This has been mentioned many times, by Peter Singer, for instance, but one way towards moral progress is by expanding the domain over which we feel morally obligated. While we may have evolved to feel morally responsible in our dealings with close relatives and tribesmen, it is harder to hold ourselves to the same standards when dealing with whoever we consider to be not part of this group. Maybe we can attribute some of moral progress to a widening of who we consider to be a part of our tribe, which would be driven by technology forcing us to live and interact with and identify with larger and more diverse groups of people. Clearly this doesn’t solve all the problems of moral progress, but I think this idea could chip away at parts of the problem.
Yes, this is what I was going to say.
As time goes on, we seem to add more and more people and groups of people to the catagory we treat morally. Most major changes in morality over time you could describe this way; the elimination of slavery, women’s suffrage, laws of war, better treatment for mental illness, even the idea that it’s bad to torture cats for your own amusement could all be called “expanding the group of beings who we feel we have to treat ethically”.
Gwern has a rather interesting refutation of this idea.
It’s interesting, but its claim may be flawed.

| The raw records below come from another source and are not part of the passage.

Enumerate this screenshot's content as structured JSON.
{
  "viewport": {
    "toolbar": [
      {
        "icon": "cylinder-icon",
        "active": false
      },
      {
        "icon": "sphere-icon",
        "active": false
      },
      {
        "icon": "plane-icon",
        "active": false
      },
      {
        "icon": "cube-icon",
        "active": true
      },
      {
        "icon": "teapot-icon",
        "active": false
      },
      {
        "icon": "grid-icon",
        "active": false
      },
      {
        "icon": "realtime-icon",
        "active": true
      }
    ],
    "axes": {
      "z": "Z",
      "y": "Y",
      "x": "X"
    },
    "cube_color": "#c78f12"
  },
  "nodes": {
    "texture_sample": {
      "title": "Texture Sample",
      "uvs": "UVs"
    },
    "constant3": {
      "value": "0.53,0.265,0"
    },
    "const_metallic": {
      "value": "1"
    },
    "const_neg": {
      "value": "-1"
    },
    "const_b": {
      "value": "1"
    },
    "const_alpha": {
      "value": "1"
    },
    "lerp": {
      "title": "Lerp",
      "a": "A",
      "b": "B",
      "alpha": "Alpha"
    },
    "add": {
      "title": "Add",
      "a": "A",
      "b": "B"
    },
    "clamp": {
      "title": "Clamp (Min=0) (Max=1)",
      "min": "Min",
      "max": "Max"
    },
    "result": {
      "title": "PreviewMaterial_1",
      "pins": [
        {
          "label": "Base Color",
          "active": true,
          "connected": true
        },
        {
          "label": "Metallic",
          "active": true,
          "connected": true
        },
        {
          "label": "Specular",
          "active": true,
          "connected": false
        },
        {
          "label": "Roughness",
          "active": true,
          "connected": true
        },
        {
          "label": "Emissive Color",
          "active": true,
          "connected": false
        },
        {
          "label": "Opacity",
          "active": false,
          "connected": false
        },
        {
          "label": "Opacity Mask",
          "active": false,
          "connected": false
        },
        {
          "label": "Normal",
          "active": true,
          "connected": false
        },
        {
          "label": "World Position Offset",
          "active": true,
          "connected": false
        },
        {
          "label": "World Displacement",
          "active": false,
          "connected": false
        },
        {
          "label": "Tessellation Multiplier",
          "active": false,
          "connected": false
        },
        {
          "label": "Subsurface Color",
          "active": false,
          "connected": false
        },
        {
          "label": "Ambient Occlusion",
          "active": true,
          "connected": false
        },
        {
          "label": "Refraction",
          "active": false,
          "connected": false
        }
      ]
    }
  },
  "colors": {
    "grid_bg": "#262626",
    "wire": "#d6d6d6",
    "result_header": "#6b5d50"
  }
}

The fact is, to the absolute best of our ability to judge, neither gods nor dead people actually exist. So it is not the case that there exist entities that have been pushed out of the circle. On the other hand women and minorities and cats do exist. And they have to various extents been brought into the moral circle. To the extent that the categories of existent entities and morally relevant entities have increased their overlap, that’s progress. Or it’s at least movement in a consistent direction.